Table 1 Probability table to estimate sensitivity, specificity, positive predictive value (PPV), and negative predictive value (NPV)
Full size table

The reliability of inter-rater agreement was estimated by calculating the index of agreement between two independent researchers, Cohen’s kappa (κ). The minimum acceptable level of Cohen’s kappa was determined to be 0.61. Cohen’s kappa typically ranges from 0 to 1. Values from 0.6 to 0.8 indicate significant agreement and from 0.8 to 1.0 indicate almost perfect agreement [27].

All variables were used with binary values ​​to determine the sensitivity, specificity, PPV, NPV, and inter-rater reliability of intraoral mobile photography and 95% confidence intervals (CIs) were estimated. The variables were used as continuous variables to determine the mean of oral health indices and the Pearson’s correlation test was used to evaluate the correlation between oral health variables obtained by visual and photograph screenings.|r|>0.7 was defined as the minimum acceptable level of Pearson’s correlation and p ≤ 0.05 was considered as the level of significance.
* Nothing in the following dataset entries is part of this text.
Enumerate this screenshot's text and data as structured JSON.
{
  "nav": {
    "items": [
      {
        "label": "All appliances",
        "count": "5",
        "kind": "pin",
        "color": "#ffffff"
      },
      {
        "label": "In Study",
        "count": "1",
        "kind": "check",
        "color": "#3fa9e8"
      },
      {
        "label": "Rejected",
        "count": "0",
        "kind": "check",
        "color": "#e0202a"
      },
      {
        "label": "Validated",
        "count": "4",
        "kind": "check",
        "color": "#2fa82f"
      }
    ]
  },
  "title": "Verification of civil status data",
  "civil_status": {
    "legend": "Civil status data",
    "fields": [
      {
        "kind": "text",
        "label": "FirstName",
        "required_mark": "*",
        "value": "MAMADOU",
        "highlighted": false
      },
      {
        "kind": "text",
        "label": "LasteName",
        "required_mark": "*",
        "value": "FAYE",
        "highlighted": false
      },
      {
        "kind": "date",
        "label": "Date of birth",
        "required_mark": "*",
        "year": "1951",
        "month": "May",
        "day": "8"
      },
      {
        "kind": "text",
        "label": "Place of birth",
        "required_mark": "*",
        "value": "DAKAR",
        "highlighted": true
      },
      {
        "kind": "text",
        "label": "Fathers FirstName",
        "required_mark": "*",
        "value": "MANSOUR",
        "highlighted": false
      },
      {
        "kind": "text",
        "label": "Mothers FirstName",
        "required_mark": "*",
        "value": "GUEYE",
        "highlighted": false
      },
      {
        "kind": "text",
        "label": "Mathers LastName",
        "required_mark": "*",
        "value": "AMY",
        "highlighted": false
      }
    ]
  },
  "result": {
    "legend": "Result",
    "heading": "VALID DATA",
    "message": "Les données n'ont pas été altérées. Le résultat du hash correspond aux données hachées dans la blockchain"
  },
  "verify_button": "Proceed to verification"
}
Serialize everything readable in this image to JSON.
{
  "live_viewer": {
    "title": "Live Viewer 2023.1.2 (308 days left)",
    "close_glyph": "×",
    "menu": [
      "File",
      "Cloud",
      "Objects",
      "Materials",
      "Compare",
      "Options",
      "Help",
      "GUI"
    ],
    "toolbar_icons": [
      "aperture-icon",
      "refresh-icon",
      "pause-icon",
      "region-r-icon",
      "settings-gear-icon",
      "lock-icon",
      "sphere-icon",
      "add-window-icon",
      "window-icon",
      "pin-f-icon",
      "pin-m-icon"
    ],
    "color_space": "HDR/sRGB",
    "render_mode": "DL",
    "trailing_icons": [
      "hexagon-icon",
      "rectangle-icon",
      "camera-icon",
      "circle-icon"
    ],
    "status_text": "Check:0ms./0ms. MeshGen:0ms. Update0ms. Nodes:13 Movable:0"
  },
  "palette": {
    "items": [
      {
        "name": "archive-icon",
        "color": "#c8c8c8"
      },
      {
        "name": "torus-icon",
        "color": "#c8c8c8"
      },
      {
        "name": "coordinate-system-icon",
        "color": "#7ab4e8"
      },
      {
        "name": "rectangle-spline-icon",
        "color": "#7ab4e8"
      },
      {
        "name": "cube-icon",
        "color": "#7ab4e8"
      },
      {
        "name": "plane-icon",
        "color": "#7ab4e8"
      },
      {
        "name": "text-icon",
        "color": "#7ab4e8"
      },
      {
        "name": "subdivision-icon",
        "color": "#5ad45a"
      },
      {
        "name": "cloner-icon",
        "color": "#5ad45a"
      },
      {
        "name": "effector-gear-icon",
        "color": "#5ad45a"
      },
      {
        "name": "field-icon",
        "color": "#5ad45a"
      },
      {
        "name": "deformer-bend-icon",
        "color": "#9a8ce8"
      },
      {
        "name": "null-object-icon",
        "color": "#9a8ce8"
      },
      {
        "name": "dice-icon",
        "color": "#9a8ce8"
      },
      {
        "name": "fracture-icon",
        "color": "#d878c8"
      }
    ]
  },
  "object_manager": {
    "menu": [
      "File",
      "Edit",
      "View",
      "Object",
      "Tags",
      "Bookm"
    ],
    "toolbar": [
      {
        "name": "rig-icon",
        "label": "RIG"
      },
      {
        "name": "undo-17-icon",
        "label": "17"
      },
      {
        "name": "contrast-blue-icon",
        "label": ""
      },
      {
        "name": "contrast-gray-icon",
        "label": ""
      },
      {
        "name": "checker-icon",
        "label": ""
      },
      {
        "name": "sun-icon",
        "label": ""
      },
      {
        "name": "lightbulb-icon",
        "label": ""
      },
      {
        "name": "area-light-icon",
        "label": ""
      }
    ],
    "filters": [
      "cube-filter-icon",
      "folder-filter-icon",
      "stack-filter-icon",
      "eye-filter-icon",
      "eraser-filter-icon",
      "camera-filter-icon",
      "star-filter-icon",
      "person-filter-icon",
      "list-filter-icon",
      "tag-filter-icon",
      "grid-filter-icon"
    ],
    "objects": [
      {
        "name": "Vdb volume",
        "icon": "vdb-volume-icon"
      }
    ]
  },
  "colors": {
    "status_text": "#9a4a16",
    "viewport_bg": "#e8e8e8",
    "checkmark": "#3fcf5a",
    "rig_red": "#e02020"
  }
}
Research ethics (study approval)

The ethical approval of the study was obtained from the Biomedical Research Ethical Council of the School of Health Sciences of the University of Georgia (research code UGREC − 04 − 22/ 09.03.2022). In accordance with the Declaration of Helsinki, informed consent was obtained from the guardians of the participants in the study prior to inclusion in the study. The parents of all examined children signed an informed consent document confirming that they do not object to the use of intraoral photographs in the article. Research data are maintained confidential. The Ministry of Education and Science of Georgia gave permission to conduct screening in schools (Doc code MES 9 22 0000871059).

Results

Descriptive statistics

This study included 358 (85%) of the 421 children selected from another population-based research. The parents’ response rate for participation in the study was 100% and children’s response rate was 92.17%. Of the 358 children, 171 (47.8%) were girls and 187 (52.2%) were boys with a mean age of 9.79 years (standard deviation [SD] = 1.6). Mixed and permanent dentitions were recorded in 261 (72.9%) and 97 (27.1%) participants, respectively. The total number of teeth studied was 8471, including 2033 primary and 6438 permanent teeth. The mean and SD of oral health indicators were determined based on the results of visual and photograph screenings and the obtained values differed slightly for each studied indicator (Table 2).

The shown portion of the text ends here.